Początek etapu był dość spokojny. Mieliśmy standardową ucieczkę, w której skład wchodził Łukasz Owsian. Emocje zaczęły się podczas wspinaczki na Passo del Mortirolo. Wówczas to w ucieczce zostało tylko trzech kolarzy, a w peletonie rozpoczęła się rzeź. Następnie na atak zdecydował się Vincenzo Nibali. W pościg za nim ruszyła reszta faworytów wyścigu. Niestety ich tempa nie wytrzymywał Rafał Majka.

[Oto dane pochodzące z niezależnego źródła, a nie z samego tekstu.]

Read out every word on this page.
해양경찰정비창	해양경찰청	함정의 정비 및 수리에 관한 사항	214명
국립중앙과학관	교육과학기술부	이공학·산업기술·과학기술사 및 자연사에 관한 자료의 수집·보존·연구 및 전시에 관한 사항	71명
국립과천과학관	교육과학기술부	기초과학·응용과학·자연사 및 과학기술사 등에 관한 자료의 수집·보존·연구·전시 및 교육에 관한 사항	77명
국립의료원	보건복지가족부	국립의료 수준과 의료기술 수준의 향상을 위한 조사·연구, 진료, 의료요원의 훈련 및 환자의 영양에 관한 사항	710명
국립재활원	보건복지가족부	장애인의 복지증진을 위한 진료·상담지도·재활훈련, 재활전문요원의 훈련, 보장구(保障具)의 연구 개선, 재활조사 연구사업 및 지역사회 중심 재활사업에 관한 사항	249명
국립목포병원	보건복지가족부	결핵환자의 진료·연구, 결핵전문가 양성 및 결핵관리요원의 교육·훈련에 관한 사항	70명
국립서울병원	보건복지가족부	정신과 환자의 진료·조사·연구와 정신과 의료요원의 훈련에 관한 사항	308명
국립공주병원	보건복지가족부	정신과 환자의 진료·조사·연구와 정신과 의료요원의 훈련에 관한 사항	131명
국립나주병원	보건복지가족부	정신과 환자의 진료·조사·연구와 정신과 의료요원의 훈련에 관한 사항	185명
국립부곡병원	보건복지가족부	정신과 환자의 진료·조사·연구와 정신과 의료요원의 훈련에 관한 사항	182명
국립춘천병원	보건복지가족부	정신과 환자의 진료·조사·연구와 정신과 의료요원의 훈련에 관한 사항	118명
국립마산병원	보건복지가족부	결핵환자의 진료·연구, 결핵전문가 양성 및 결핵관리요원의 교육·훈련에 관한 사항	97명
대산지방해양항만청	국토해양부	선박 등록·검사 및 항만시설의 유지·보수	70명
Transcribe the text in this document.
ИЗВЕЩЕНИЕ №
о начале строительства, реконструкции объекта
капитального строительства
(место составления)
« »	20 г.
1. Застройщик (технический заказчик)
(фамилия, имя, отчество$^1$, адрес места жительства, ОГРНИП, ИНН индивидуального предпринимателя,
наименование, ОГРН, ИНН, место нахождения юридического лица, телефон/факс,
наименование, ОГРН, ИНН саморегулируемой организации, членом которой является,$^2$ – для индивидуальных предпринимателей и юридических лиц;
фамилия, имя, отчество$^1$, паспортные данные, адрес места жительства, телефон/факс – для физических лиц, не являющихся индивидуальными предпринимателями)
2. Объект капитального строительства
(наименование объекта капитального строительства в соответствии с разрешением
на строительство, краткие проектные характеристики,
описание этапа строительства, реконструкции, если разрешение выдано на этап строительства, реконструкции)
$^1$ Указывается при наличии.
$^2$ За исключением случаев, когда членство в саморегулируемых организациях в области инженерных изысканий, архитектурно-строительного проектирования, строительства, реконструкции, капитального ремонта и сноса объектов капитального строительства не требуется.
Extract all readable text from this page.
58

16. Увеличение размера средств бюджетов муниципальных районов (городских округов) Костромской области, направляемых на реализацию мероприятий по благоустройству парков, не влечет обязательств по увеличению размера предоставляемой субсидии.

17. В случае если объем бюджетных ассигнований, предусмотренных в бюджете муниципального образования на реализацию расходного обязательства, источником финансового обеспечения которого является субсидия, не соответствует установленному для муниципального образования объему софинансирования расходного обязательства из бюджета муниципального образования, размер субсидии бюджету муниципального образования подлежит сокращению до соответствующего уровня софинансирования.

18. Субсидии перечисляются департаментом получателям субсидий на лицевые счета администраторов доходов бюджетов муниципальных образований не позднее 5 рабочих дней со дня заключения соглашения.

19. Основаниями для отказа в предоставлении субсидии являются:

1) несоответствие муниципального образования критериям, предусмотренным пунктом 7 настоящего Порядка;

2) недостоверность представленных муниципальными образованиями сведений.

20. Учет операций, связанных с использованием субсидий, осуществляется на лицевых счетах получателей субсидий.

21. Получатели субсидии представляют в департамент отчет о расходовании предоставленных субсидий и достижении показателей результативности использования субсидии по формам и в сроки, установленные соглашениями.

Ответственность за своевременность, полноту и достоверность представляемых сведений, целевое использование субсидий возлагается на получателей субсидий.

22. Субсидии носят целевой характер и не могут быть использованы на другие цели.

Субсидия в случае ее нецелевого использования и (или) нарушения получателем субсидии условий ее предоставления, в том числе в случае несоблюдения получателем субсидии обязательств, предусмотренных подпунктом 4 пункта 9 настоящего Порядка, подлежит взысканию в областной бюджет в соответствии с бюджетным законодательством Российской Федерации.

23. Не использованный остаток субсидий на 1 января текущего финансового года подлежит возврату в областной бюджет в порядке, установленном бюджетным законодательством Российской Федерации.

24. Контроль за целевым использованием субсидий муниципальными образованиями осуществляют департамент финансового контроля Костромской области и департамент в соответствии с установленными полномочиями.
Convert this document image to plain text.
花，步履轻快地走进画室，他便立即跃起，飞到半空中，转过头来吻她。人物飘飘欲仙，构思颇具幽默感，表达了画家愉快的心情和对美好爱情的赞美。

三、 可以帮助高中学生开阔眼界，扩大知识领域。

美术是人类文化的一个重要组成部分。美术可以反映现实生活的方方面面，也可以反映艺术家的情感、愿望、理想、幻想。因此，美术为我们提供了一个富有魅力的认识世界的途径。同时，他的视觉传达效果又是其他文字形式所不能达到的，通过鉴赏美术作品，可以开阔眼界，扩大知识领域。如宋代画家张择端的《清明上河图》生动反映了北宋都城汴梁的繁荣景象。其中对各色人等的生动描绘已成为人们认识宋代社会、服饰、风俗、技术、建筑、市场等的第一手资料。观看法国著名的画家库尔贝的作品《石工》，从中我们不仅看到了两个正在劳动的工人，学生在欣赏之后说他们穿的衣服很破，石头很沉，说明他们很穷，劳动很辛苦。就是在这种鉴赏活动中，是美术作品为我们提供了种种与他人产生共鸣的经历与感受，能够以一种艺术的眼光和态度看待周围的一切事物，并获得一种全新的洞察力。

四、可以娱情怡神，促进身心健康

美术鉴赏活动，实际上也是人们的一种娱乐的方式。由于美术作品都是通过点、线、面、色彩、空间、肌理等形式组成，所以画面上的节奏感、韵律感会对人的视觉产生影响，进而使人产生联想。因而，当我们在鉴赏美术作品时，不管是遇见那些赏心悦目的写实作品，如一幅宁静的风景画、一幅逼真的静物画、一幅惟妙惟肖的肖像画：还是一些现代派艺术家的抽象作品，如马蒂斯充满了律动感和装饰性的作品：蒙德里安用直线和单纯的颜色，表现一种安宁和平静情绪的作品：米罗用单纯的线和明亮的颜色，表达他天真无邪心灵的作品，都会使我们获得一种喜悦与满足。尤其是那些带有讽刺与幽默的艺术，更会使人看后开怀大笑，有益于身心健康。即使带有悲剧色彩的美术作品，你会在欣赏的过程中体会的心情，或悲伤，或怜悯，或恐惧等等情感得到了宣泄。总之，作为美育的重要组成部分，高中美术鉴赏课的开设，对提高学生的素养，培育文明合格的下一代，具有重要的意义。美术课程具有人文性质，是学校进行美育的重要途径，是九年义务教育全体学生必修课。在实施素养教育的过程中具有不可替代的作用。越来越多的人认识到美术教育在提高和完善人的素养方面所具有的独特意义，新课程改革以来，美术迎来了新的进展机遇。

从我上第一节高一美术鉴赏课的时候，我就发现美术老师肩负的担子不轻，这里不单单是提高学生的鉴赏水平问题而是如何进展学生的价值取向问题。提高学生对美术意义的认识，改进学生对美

Na szczycie pierwsi zameldowali się Hirt oraz Ciccone. Następny był Lopez, a tuż na nim znajdował się lider tegorocznego wyścigu dookoła Włoch – Carapaz, a wraz z nim Landa, Nibali oraz Carthy. Tracili oni do liderów tego etapu około 4 minuty. Z kolei ponad 5 minut tracił już do nich Roglić, który nie wytrzymywał trudów tego etapu. Jeszcze dalej jechał Rafał Majka.
Ostatecznie etap padł łupem Ciccone, który na finiszu pokonał Hirta. Następnie do mety ze stratą około 3 minut dojechała grupa wraz z liderem wyścigu. Kolejni byli m.in. Lopez Roglić i Yates. Daleko był niestety Rafał Majka. Polak dojechał na metę ze stratą około 5 minut do zwycięzcy etapu.